Section 25A of the Companies (Amendment) Act 2009 gave the commission the power to make regulations to introduce treasury shares under the Companies Acts 1992.
On 1 May 2010, the Companies Act 1931 to 2004 (Treasury Share) Regulations 2010 went into effect. This meant that companies incorporated under the above act are permitted to buy and hold their own shares, to a maximum of 10%. The regulations apply where a market-traded company purchases its own shares in accordance with the provisions of the Companies Act 1992, wherethe purchase is made out of distributable profits and the shares are qualifying shares (i.e. shares of a market-traded company.)
Company Law Modified
In October 2010, the Isle of Man parliament approved two separate sets of regulations modernizing the island’s company law. First, company law was amended to change the obligation on private companies to hold annual general meetings and to change the types of business that can be conducted by protected cell companies (PCCs).

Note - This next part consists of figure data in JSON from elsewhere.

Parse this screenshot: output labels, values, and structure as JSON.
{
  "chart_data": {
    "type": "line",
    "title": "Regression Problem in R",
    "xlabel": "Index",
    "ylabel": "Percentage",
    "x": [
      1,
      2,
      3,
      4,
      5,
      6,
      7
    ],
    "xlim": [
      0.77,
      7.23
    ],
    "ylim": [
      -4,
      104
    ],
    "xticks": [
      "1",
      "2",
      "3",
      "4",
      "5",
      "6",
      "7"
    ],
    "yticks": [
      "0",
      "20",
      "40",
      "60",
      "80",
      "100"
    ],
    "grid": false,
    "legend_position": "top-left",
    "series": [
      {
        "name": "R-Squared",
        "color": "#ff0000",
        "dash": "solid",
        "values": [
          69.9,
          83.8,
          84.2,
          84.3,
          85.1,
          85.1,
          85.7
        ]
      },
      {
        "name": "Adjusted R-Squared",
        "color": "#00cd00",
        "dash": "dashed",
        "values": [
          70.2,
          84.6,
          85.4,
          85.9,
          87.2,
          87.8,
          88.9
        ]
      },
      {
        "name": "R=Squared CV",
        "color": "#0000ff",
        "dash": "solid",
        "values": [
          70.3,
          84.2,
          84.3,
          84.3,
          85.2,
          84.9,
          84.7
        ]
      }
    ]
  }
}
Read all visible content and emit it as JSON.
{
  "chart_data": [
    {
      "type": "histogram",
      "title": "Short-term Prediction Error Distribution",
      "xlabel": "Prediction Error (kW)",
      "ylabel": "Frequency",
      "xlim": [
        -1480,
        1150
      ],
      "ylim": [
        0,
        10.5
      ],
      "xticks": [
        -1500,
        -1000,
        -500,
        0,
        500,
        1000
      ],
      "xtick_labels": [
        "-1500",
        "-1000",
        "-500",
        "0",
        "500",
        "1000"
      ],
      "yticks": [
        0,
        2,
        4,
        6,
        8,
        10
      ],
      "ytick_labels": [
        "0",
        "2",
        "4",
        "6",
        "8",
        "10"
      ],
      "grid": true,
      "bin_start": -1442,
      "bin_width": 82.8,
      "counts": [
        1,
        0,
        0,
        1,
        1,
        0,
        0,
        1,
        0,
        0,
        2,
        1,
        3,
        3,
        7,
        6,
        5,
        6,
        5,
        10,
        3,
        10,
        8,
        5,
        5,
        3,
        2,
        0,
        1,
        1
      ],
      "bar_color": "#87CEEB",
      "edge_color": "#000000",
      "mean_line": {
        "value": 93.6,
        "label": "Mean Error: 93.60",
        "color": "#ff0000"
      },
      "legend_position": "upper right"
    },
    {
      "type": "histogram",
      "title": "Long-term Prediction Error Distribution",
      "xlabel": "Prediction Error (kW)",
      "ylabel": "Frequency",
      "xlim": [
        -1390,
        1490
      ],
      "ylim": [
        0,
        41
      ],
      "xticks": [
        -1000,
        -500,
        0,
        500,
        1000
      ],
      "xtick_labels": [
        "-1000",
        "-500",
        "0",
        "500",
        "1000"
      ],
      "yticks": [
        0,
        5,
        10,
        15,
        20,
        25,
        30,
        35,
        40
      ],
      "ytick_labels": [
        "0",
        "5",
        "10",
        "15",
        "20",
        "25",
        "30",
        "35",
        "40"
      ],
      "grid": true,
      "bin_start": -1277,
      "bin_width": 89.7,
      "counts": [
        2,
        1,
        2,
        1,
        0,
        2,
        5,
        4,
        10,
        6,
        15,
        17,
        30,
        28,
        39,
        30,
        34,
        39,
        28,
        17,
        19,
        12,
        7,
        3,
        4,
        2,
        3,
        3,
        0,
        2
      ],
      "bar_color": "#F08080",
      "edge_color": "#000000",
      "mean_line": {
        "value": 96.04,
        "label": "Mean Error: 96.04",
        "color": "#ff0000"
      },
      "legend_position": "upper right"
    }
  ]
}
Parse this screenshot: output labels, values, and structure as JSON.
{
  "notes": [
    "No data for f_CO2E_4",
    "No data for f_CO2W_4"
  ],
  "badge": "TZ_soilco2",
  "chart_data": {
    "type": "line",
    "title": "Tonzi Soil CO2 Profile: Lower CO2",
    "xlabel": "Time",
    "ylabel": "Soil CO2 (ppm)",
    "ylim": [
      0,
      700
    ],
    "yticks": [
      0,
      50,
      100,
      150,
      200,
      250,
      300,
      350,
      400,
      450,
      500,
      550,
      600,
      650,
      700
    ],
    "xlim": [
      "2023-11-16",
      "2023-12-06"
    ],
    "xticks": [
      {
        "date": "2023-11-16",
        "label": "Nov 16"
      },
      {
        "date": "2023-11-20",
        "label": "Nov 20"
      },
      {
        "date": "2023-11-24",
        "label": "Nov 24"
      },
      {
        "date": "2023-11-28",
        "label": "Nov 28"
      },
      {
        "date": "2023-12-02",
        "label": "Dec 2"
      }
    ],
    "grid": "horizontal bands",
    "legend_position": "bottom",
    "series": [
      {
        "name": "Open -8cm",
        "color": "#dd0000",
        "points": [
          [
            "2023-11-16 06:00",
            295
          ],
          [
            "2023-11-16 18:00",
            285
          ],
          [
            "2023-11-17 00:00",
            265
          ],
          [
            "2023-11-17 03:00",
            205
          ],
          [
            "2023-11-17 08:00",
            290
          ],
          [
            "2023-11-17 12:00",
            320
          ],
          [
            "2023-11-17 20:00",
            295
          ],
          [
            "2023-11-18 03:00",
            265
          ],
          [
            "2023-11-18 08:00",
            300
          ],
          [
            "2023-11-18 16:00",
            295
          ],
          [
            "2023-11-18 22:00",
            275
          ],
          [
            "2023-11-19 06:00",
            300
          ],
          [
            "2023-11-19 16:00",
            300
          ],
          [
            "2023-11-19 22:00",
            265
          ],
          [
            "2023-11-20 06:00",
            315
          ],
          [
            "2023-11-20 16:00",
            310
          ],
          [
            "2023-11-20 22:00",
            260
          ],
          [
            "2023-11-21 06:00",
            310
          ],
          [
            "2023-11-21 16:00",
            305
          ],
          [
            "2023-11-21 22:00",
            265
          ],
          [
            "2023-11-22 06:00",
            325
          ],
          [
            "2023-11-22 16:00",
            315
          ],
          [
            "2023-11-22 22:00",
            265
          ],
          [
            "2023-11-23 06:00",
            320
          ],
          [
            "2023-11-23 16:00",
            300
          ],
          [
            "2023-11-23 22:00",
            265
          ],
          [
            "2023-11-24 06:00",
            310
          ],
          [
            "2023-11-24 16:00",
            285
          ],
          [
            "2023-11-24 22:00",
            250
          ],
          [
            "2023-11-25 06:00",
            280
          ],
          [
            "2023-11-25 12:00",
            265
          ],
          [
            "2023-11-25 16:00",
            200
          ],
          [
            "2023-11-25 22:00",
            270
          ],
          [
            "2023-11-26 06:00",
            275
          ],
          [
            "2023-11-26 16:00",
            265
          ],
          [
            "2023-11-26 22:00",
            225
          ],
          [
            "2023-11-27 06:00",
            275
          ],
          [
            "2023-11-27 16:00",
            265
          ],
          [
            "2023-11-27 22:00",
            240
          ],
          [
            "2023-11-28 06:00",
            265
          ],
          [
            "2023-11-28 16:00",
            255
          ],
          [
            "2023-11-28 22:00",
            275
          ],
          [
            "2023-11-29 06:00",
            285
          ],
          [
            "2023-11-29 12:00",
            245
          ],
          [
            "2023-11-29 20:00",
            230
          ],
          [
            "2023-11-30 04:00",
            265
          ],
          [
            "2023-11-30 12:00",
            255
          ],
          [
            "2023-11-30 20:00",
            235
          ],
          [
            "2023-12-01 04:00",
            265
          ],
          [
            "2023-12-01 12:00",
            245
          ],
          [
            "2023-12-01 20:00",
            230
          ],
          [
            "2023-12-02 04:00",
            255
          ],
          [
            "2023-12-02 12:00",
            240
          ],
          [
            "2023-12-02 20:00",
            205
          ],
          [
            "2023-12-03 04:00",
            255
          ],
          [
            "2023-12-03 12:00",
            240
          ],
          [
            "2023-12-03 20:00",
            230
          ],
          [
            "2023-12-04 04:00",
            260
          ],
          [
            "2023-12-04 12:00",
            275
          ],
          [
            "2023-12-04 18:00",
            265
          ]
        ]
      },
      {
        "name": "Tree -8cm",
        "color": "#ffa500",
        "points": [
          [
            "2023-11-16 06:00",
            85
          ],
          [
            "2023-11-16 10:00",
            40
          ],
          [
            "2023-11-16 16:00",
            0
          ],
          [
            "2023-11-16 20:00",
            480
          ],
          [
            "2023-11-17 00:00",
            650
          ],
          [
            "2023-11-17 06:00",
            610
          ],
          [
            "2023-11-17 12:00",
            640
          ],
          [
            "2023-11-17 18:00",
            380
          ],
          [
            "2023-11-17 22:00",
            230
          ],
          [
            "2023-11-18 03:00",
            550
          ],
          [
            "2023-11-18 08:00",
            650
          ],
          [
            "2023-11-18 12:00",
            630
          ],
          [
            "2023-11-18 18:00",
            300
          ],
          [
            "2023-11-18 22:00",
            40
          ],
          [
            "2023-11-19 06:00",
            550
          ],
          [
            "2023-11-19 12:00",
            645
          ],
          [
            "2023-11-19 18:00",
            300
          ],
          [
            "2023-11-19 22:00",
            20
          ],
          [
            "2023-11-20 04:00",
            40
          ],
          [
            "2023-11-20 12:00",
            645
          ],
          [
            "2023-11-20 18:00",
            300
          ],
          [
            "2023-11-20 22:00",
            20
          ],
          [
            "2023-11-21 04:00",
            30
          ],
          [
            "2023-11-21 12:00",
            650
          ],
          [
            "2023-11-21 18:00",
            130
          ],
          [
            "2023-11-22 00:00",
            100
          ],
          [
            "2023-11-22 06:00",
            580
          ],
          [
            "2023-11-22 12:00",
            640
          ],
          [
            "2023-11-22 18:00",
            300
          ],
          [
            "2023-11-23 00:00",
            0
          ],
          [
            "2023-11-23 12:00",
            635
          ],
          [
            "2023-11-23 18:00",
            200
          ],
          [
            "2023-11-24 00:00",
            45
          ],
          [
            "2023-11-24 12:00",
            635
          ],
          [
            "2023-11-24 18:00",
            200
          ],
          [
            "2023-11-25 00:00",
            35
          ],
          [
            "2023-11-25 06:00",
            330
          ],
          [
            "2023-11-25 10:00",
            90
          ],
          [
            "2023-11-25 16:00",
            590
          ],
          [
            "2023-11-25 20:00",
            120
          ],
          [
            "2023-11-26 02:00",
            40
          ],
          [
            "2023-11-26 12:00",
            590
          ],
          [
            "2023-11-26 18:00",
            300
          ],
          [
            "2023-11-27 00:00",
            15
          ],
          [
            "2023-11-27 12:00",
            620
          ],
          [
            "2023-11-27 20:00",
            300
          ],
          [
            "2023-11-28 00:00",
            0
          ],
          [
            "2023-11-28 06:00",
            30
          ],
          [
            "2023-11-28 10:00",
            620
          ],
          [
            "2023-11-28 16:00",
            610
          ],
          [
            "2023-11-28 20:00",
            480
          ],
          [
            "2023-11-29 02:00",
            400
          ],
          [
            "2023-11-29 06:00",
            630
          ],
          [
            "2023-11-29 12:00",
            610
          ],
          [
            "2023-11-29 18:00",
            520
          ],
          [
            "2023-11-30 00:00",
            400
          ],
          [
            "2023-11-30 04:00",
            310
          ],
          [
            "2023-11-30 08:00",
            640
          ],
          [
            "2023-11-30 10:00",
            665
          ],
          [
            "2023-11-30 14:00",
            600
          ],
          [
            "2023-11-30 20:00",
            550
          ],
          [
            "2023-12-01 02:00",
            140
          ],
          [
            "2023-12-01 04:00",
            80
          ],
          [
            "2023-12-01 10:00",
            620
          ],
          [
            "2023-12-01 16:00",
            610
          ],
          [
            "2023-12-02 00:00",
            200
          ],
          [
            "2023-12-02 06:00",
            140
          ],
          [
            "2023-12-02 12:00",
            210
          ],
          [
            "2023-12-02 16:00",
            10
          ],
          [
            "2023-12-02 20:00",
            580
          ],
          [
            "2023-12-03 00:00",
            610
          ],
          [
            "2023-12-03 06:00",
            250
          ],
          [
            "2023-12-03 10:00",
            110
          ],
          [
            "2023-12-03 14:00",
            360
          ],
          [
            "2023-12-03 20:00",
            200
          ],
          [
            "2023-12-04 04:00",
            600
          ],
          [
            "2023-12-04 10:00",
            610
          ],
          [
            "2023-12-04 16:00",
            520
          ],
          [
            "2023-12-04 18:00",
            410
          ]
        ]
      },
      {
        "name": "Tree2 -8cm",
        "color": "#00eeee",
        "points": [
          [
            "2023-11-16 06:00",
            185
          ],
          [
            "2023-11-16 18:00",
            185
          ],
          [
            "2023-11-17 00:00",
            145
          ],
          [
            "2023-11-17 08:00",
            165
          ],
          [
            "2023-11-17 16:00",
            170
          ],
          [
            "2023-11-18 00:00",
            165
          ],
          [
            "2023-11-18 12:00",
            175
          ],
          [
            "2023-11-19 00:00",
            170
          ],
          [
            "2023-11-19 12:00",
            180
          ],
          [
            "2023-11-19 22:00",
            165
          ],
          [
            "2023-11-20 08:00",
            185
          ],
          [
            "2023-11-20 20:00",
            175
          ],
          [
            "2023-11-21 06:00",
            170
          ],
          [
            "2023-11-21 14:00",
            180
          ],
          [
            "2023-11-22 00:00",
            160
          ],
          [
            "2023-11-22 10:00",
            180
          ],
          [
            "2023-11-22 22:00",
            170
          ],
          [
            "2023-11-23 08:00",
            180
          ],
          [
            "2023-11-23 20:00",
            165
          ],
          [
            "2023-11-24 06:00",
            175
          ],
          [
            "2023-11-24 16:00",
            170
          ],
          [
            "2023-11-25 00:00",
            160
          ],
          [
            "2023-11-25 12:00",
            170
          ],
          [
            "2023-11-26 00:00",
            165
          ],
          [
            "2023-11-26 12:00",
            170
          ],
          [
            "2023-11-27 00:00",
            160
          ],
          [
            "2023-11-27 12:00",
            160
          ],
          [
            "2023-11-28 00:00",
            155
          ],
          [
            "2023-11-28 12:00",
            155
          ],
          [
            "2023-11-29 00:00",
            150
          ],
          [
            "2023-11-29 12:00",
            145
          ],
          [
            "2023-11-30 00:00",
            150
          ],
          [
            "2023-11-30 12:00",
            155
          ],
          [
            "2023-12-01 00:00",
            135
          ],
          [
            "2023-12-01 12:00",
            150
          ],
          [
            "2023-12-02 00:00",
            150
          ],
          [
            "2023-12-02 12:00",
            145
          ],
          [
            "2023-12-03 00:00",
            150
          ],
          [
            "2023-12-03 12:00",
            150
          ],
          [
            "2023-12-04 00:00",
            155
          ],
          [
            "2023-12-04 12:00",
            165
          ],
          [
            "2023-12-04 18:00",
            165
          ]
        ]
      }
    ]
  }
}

The first regulations adopted, the Companies Act 1931 (Dispensation for Private Companies) (Annual General Meeting) Regulations 2010, allow the members of private companies to choose not to hold annual general meetings, which may not always be necessary in the case of small companies. This provision does not apply to charities.
The Protected Cell Companies (Eligibility) Regulations 2010 allow PCCs incorporated under the Companies Act 1931 to 1993 to conduct any class of business, the same as PCCs incorporated under the Companies Act 2006. The former category of PCC was previously restricted to insurance and collective investment business. Both regulations came into force on 1 November 2010.